The format of the include option can be either:

  • a String composed of a comma-separated list of relationship paths.
  • an Array of Symbols and Hashes.
  • a mix of both.

The following would render posts and include:

  • the author
  • the author's comments, and
  • every resource referenced by the author's comments (recursively).

It could be combined, like above, with other paths in any combination desired.

  render json: @posts, include: 'author.comments.**'
Security Considerations

Since the included options may come from the query params (i.e. user-controller):

  render json: @posts, include: params[:include]

The user could pass in include=**.

We recommend filtering any user-supplied includes appropriately.

Advanced adapter configuration

Registering an adapter

The default adapter can be configured, as above, to use any class given to it.

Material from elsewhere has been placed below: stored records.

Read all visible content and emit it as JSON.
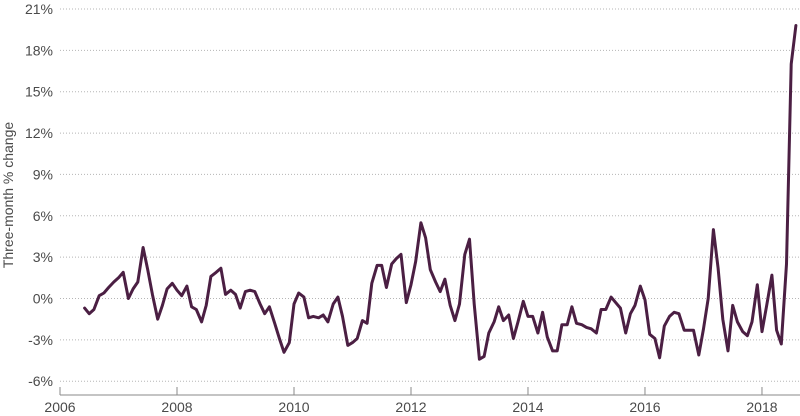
{
  "chart_data": {
    "type": "line",
    "title": "",
    "xlabel": "",
    "ylabel": "Three-month % change",
    "xlim": [
      2006,
      2018.65
    ],
    "ylim": [
      -7,
      21
    ],
    "x_ticks": [
      2006,
      2008,
      2010,
      2012,
      2014,
      2016,
      2018
    ],
    "x_tick_labels": [
      "2006",
      "2008",
      "2010",
      "2012",
      "2014",
      "2016",
      "2018"
    ],
    "y_ticks": [
      21,
      18,
      15,
      12,
      9,
      6,
      3,
      0,
      -3,
      -6
    ],
    "y_tick_labels": [
      "21%",
      "18%",
      "15%",
      "12%",
      "9%",
      "6%",
      "3%",
      "0%",
      "-3%",
      "-6%"
    ],
    "grid": "horizontal-dotted",
    "legend": "none",
    "line_color": "#4b1f43",
    "series": [
      {
        "name": "",
        "x": [
          2006.42,
          2006.5,
          2006.58,
          2006.67,
          2006.75,
          2006.83,
          2006.92,
          2007.0,
          2007.08,
          2007.17,
          2007.25,
          2007.33,
          2007.42,
          2007.5,
          2007.58,
          2007.67,
          2007.75,
          2007.83,
          2007.92,
          2008.0,
          2008.08,
          2008.17,
          2008.25,
          2008.33,
          2008.42,
          2008.5,
          2008.58,
          2008.67,
          2008.75,
          2008.83,
          2008.92,
          2009.0,
          2009.08,
          2009.17,
          2009.25,
          2009.33,
          2009.42,
          2009.5,
          2009.58,
          2009.67,
          2009.75,
          2009.83,
          2009.92,
          2010.0,
          2010.08,
          2010.17,
          2010.25,
          2010.33,
          2010.42,
          2010.5,
          2010.58,
          2010.67,
          2010.75,
          2010.83,
          2010.92,
          2011.0,
          2011.08,
          2011.17,
          2011.25,
          2011.33,
          2011.42,
          2011.5,
          2011.58,
          2011.67,
          2011.75,
          2011.83,
          2011.92,
          2012.0,
          2012.08,
          2012.17,
          2012.25,
          2012.33,
          2012.42,
          2012.5,
          2012.58,
          2012.67,
          2012.75,
          2012.83,
          2012.92,
          2013.0,
          2013.08,
          2013.17,
          2013.25,
          2013.33,
          2013.42,
          2013.5,
          2013.58,
          2013.67,
          2013.75,
          2013.83,
          2013.92,
          2014.0,
          2014.08,
          2014.17,
          2014.25,
          2014.33,
          2014.42,
          2014.5,
          2014.58,
          2014.67,
          2014.75,
          2014.83,
          2014.92,
          2015.0,
          2015.08,
          2015.17,
          2015.25,
          2015.33,
          2015.42,
          2015.5,
          2015.58,
          2015.67,
          2015.75,
          2015.83,
          2015.92,
          2016.0,
          2016.08,
          2016.17,
          2016.25,
          2016.33,
          2016.42,
          2016.5,
          2016.58,
          2016.67,
          2016.75,
          2016.83,
          2016.92,
          2017.0,
          2017.08,
          2017.17,
          2017.25,
          2017.33,
          2017.42,
          2017.5,
          2017.58,
          2017.67,
          2017.75,
          2017.83,
          2017.92,
          2018.0,
          2018.08,
          2018.17,
          2018.25,
          2018.33,
          2018.42,
          2018.5,
          2018.58
        ],
        "y": [
          -0.7,
          -1.1,
          -0.8,
          0.2,
          0.4,
          0.8,
          1.2,
          1.5,
          1.9,
          0.0,
          0.7,
          1.2,
          3.7,
          2.1,
          0.3,
          -1.5,
          -0.5,
          0.7,
          1.1,
          0.6,
          0.2,
          0.9,
          -0.6,
          -0.8,
          -1.7,
          -0.5,
          1.6,
          1.9,
          2.2,
          0.3,
          0.6,
          0.3,
          -0.7,
          0.5,
          0.6,
          0.5,
          -0.4,
          -1.1,
          -0.6,
          -1.8,
          -2.9,
          -3.9,
          -3.2,
          -0.4,
          0.4,
          0.1,
          -1.4,
          -1.3,
          -1.4,
          -1.2,
          -1.7,
          -0.4,
          0.1,
          -1.3,
          -3.4,
          -3.2,
          -2.9,
          -1.6,
          -1.8,
          1.1,
          2.4,
          2.4,
          0.8,
          2.5,
          2.9,
          3.2,
          -0.3,
          1.0,
          2.7,
          5.5,
          4.4,
          2.1,
          1.2,
          0.5,
          1.4,
          -0.5,
          -1.6,
          -0.4,
          3.2,
          4.3,
          -0.4,
          -4.4,
          -4.2,
          -2.5,
          -1.7,
          -0.6,
          -1.6,
          -1.2,
          -2.9,
          -1.7,
          -0.2,
          -1.3,
          -1.3,
          -2.5,
          -1.0,
          -2.8,
          -3.8,
          -3.8,
          -1.9,
          -1.9,
          -0.6,
          -1.8,
          -1.9,
          -2.1,
          -2.2,
          -2.5,
          -0.8,
          -0.8,
          0.1,
          -0.3,
          -0.7,
          -2.5,
          -1.1,
          -0.5,
          0.9,
          -0.1,
          -2.6,
          -2.9,
          -4.3,
          -2.0,
          -1.3,
          -1.0,
          -1.1,
          -2.3,
          -2.3,
          -2.3,
          -4.1,
          -2.2,
          0.0,
          5.0,
          2.2,
          -1.5,
          -3.8,
          -0.5,
          -1.7,
          -2.4,
          -2.7,
          -1.7,
          1.0,
          -2.4,
          -0.5,
          1.7,
          -2.3,
          -3.3,
          2.5,
          17.0,
          19.8
        ]
      }
    ]
  }
}
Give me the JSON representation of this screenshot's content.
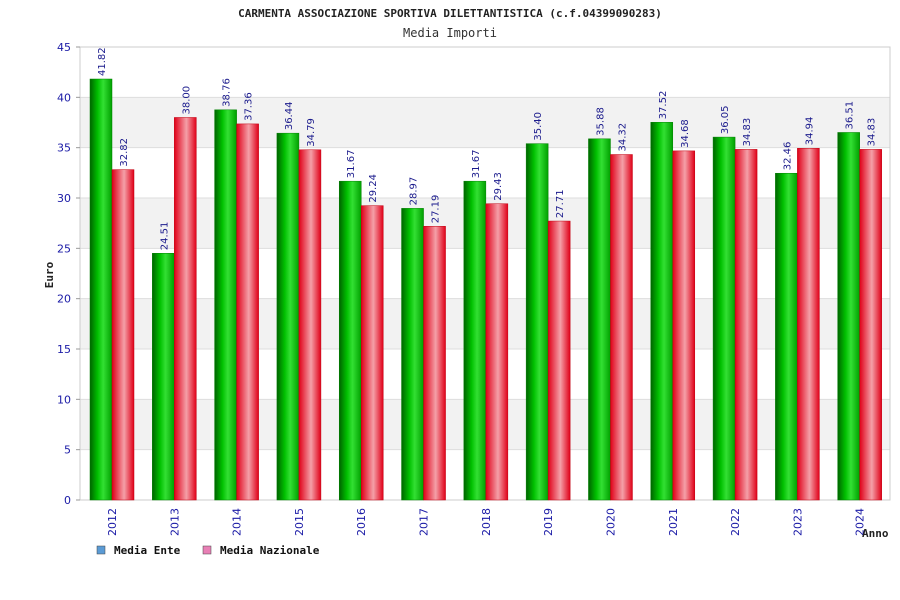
{
  "chart_data": {
    "type": "bar",
    "title": "CARMENTA ASSOCIAZIONE SPORTIVA DILETTANTISTICA (c.f.04399090283)",
    "subtitle": "Media Importi",
    "xlabel": "Anno",
    "ylabel": "Euro",
    "ylim": [
      0,
      45
    ],
    "yticks": [
      "0",
      "5",
      "10",
      "15",
      "20",
      "25",
      "30",
      "35",
      "40",
      "45"
    ],
    "grid": "horizontal bands",
    "legend_position": "bottom-left",
    "categories": [
      "2012",
      "2013",
      "2014",
      "2015",
      "2016",
      "2017",
      "2018",
      "2019",
      "2020",
      "2021",
      "2022",
      "2023",
      "2024"
    ],
    "series": [
      {
        "name": "Media Ente",
        "color": "#00a000",
        "legend_color": "#5b9bd5",
        "values": [
          41.82,
          24.51,
          38.76,
          36.44,
          31.67,
          28.97,
          31.67,
          35.4,
          35.88,
          37.52,
          36.05,
          32.46,
          36.51
        ],
        "labels": [
          "41.82",
          "24.51",
          "38.76",
          "36.44",
          "31.67",
          "28.97",
          "31.67",
          "35.40",
          "35.88",
          "37.52",
          "36.05",
          "32.46",
          "36.51"
        ]
      },
      {
        "name": "Media Nazionale",
        "color": "#e0001a",
        "legend_color": "#e87fb5",
        "values": [
          32.82,
          38.0,
          37.36,
          34.79,
          29.24,
          27.19,
          29.43,
          27.71,
          34.32,
          34.68,
          34.83,
          34.94,
          34.83
        ],
        "labels": [
          "32.82",
          "38.00",
          "37.36",
          "34.79",
          "29.24",
          "27.19",
          "29.43",
          "27.71",
          "34.32",
          "34.68",
          "34.83",
          "34.94",
          "34.83"
        ]
      }
    ]
  }
}
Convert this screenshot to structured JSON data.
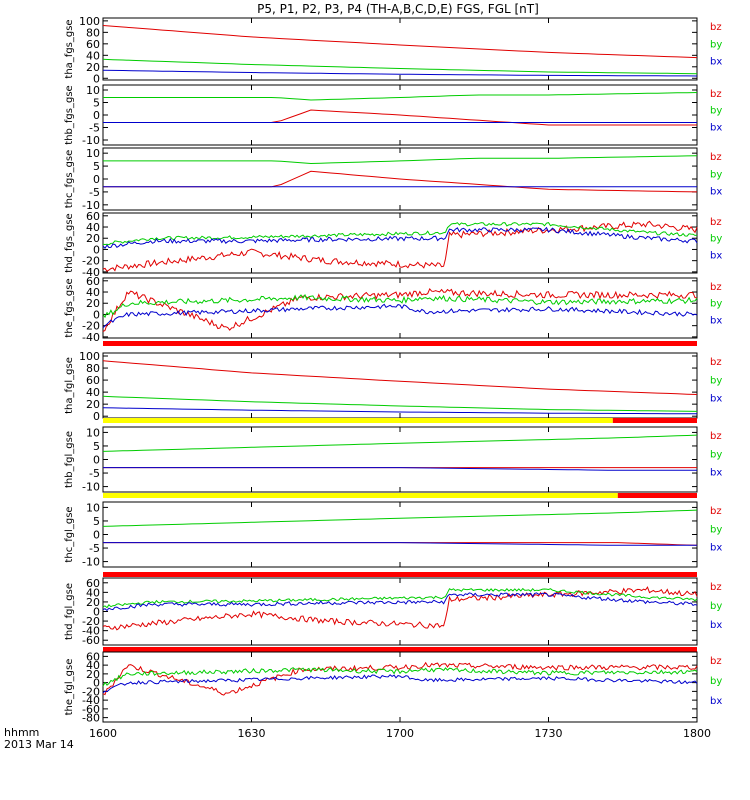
{
  "title": "P5, P1, P2, P3, P4 (TH-A,B,C,D,E) FGS, FGL [nT]",
  "x_axis": {
    "ticks": [
      {
        "label": "1600",
        "t": 0
      },
      {
        "label": "1630",
        "t": 30
      },
      {
        "label": "1700",
        "t": 60
      },
      {
        "label": "1730",
        "t": 90
      },
      {
        "label": "1800",
        "t": 120
      }
    ],
    "unit_label": "hhmm",
    "date_label": "2013 Mar 14"
  },
  "colors": {
    "bz": "#e00000",
    "by": "#00cc00",
    "bx": "#0000cc",
    "flag_red": "#ff0000",
    "flag_yellow": "#ffff00"
  },
  "chart_data": [
    {
      "type": "line",
      "ylabel": "tha_fgs_gse",
      "ylim": [
        -3,
        105
      ],
      "yticks": [
        0,
        20,
        40,
        60,
        80,
        100
      ],
      "legend": [
        "bz",
        "by",
        "bx"
      ],
      "x": [
        0,
        30,
        60,
        90,
        120
      ],
      "series": [
        {
          "name": "bz",
          "values": [
            92,
            72,
            58,
            45,
            36
          ]
        },
        {
          "name": "by",
          "values": [
            33,
            24,
            17,
            11,
            8
          ]
        },
        {
          "name": "bx",
          "values": [
            14,
            10,
            7,
            5,
            4
          ]
        }
      ],
      "flag_bar": null
    },
    {
      "type": "line",
      "ylabel": "thb_fgs_gse",
      "ylim": [
        -12,
        12
      ],
      "yticks": [
        -10,
        -5,
        0,
        5,
        10
      ],
      "legend": [
        "bz",
        "by",
        "bx"
      ],
      "x": [
        0,
        35,
        42,
        60,
        75,
        90,
        120
      ],
      "series": [
        {
          "name": "bz",
          "values": [
            -3,
            -3,
            2,
            0,
            -2,
            -4,
            -4
          ]
        },
        {
          "name": "by",
          "values": [
            7,
            7,
            6,
            7,
            8,
            8,
            9
          ]
        },
        {
          "name": "bx",
          "values": [
            -3,
            -3,
            -3,
            -3,
            -3,
            -3,
            -3
          ]
        }
      ],
      "flag_bar": null
    },
    {
      "type": "line",
      "ylabel": "thc_fgs_gse",
      "ylim": [
        -12,
        12
      ],
      "yticks": [
        -10,
        -5,
        0,
        5,
        10
      ],
      "legend": [
        "bz",
        "by",
        "bx"
      ],
      "x": [
        0,
        35,
        42,
        60,
        75,
        90,
        120
      ],
      "series": [
        {
          "name": "bz",
          "values": [
            -3,
            -3,
            3,
            0,
            -2,
            -4,
            -5
          ]
        },
        {
          "name": "by",
          "values": [
            7,
            7,
            6,
            7,
            8,
            8,
            9
          ]
        },
        {
          "name": "bx",
          "values": [
            -3,
            -3,
            -3,
            -3,
            -3,
            -3,
            -3
          ]
        }
      ],
      "flag_bar": null
    },
    {
      "type": "line",
      "ylabel": "thd_fgs_gse",
      "ylim": [
        -42,
        65
      ],
      "yticks": [
        -40,
        -20,
        0,
        20,
        40,
        60
      ],
      "legend": [
        "bz",
        "by",
        "bx"
      ],
      "x": [
        0,
        10,
        30,
        45,
        69,
        70,
        90,
        110,
        120
      ],
      "series": [
        {
          "name": "bz",
          "values": [
            -35,
            -25,
            -5,
            -20,
            -30,
            25,
            35,
            45,
            35
          ],
          "noise": 6
        },
        {
          "name": "by",
          "values": [
            10,
            20,
            22,
            25,
            30,
            45,
            45,
            30,
            25
          ],
          "noise": 3
        },
        {
          "name": "bx",
          "values": [
            5,
            15,
            15,
            18,
            20,
            35,
            35,
            20,
            15
          ],
          "noise": 4
        }
      ],
      "flag_bar": null
    },
    {
      "type": "line",
      "ylabel": "the_fgs_gse",
      "ylim": [
        -42,
        65
      ],
      "yticks": [
        -40,
        -20,
        0,
        20,
        40,
        60
      ],
      "legend": [
        "bz",
        "by",
        "bx"
      ],
      "x": [
        0,
        5,
        25,
        40,
        60,
        65,
        90,
        120
      ],
      "series": [
        {
          "name": "bz",
          "values": [
            -30,
            40,
            -25,
            30,
            35,
            40,
            35,
            35
          ],
          "noise": 6
        },
        {
          "name": "by",
          "values": [
            -5,
            20,
            25,
            30,
            25,
            30,
            22,
            25
          ],
          "noise": 5
        },
        {
          "name": "bx",
          "values": [
            -20,
            0,
            5,
            10,
            15,
            5,
            10,
            0
          ],
          "noise": 4
        }
      ],
      "flag_bar": [
        {
          "from": 0,
          "to": 120,
          "color": "flag_red"
        }
      ]
    },
    {
      "type": "line",
      "ylabel": "tha_fgl_gse",
      "ylim": [
        -3,
        105
      ],
      "yticks": [
        0,
        20,
        40,
        60,
        80,
        100
      ],
      "legend": [
        "bz",
        "by",
        "bx"
      ],
      "x": [
        0,
        30,
        60,
        90,
        120
      ],
      "series": [
        {
          "name": "bz",
          "values": [
            92,
            72,
            58,
            45,
            36
          ]
        },
        {
          "name": "by",
          "values": [
            33,
            24,
            17,
            11,
            8
          ]
        },
        {
          "name": "bx",
          "values": [
            14,
            10,
            7,
            5,
            4
          ]
        }
      ],
      "flag_bar": [
        {
          "from": 0,
          "to": 103,
          "color": "flag_yellow"
        },
        {
          "from": 103,
          "to": 120,
          "color": "flag_red"
        }
      ]
    },
    {
      "type": "line",
      "ylabel": "thb_fgl_gse",
      "ylim": [
        -12,
        12
      ],
      "yticks": [
        -10,
        -5,
        0,
        5,
        10
      ],
      "legend": [
        "bz",
        "by",
        "bx"
      ],
      "x": [
        0,
        60,
        104,
        120
      ],
      "series": [
        {
          "name": "bz",
          "values": [
            -3,
            -3,
            -3,
            -3
          ]
        },
        {
          "name": "by",
          "values": [
            3,
            6,
            8,
            9
          ]
        },
        {
          "name": "bx",
          "values": [
            -3,
            -3,
            -4,
            -4
          ]
        }
      ],
      "flag_bar": [
        {
          "from": 0,
          "to": 104,
          "color": "flag_yellow"
        },
        {
          "from": 104,
          "to": 120,
          "color": "flag_red"
        }
      ]
    },
    {
      "type": "line",
      "ylabel": "thc_fgl_gse",
      "ylim": [
        -12,
        12
      ],
      "yticks": [
        -10,
        -5,
        0,
        5,
        10
      ],
      "legend": [
        "bz",
        "by",
        "bx"
      ],
      "x": [
        0,
        60,
        104,
        120
      ],
      "series": [
        {
          "name": "bz",
          "values": [
            -3,
            -3,
            -3,
            -4
          ]
        },
        {
          "name": "by",
          "values": [
            3,
            6,
            8,
            9
          ]
        },
        {
          "name": "bx",
          "values": [
            -3,
            -3,
            -4,
            -4
          ]
        }
      ],
      "flag_bar": [
        {
          "from": 0,
          "to": 120,
          "color": "flag_red"
        }
      ]
    },
    {
      "type": "line",
      "ylabel": "thd_fgl_gse",
      "ylim": [
        -70,
        70
      ],
      "yticks": [
        -60,
        -40,
        -20,
        0,
        20,
        40,
        60
      ],
      "legend": [
        "bz",
        "by",
        "bx"
      ],
      "x": [
        0,
        10,
        30,
        45,
        69,
        70,
        90,
        110,
        120
      ],
      "series": [
        {
          "name": "bz",
          "values": [
            -35,
            -25,
            -5,
            -20,
            -30,
            25,
            35,
            45,
            35
          ],
          "noise": 6
        },
        {
          "name": "by",
          "values": [
            10,
            20,
            22,
            25,
            30,
            45,
            45,
            30,
            25
          ],
          "noise": 3
        },
        {
          "name": "bx",
          "values": [
            5,
            15,
            15,
            18,
            20,
            35,
            35,
            20,
            15
          ],
          "noise": 4
        }
      ],
      "flag_bar": [
        {
          "from": 0,
          "to": 120,
          "color": "flag_red"
        }
      ]
    },
    {
      "type": "line",
      "ylabel": "the_fgl_gse",
      "ylim": [
        -90,
        70
      ],
      "yticks": [
        -80,
        -60,
        -40,
        -20,
        0,
        20,
        40,
        60
      ],
      "legend": [
        "bz",
        "by",
        "bx"
      ],
      "x": [
        0,
        5,
        25,
        40,
        60,
        65,
        90,
        120
      ],
      "series": [
        {
          "name": "bz",
          "values": [
            -30,
            40,
            -25,
            30,
            35,
            40,
            35,
            35
          ],
          "noise": 6
        },
        {
          "name": "by",
          "values": [
            -5,
            20,
            25,
            30,
            25,
            30,
            22,
            25
          ],
          "noise": 5
        },
        {
          "name": "bx",
          "values": [
            -20,
            0,
            5,
            10,
            15,
            5,
            10,
            0
          ],
          "noise": 4
        }
      ],
      "flag_bar": null
    }
  ]
}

An adapter may also be specified, e.g. when rendering, as a class or as a symbol. If a symbol, then the adapter must be, e.g. :great_example, ActiveModelSerializers::Adapter::GreatExample, or registered.

There are two ways to register an adapter:

  1. The simplest, is to subclass ActiveModelSerializers::Adapter::Base, e.g. the below will register the Example::UsefulAdapter as "example/useful_adapter".
module Example
  class UsefulAdapter < ActiveModelSerializers::Adapter::Base
  end
end

You'll notice that the name it registers is the underscored namespace and class.

Under the covers, when the ActiveModelSerializers::Adapter::Base is subclassed, it registers the subclass as register("example/useful_adapter", Example::UsefulAdapter)

  1. Any class can be registered as an adapter by calling register directly on the ActiveModelSerializers::Adapter class. e.g., the below registers MyAdapter as :special_adapter.
class MyAdapter; end
ActiveModelSerializers::Adapter.register(:special_adapter, MyAdapter)

Looking up an adapter

Method Return value
ActiveModelSerializers::Adapter.adapter_map A Hash of all known adapters { adapter_name => adapter_class }
ActiveModelSerializers::Adapter.adapters A (sorted) Array of all known adapter_names
ActiveModelSerializers::Adapter.lookup(name_or_klass) The adapter_class, else raises an ActiveModelSerializers::Adapter::UnknownAdapter error
ActiveModelSerializers::Adapter.adapter_class(adapter) Delegates to ActiveModelSerializers::Adapter.lookup(adapter)
ActiveModelSerializers::Adapter.configured_adapter A convenience method for ActiveModelSerializers::Adapter.lookup(config.adapter)

The registered adapter name is always a String, but may be looked up as a Symbol or String. Helpfully, the Symbol or String is underscored, so that get(:my_adapter) and get("MyAdapter") may both be used.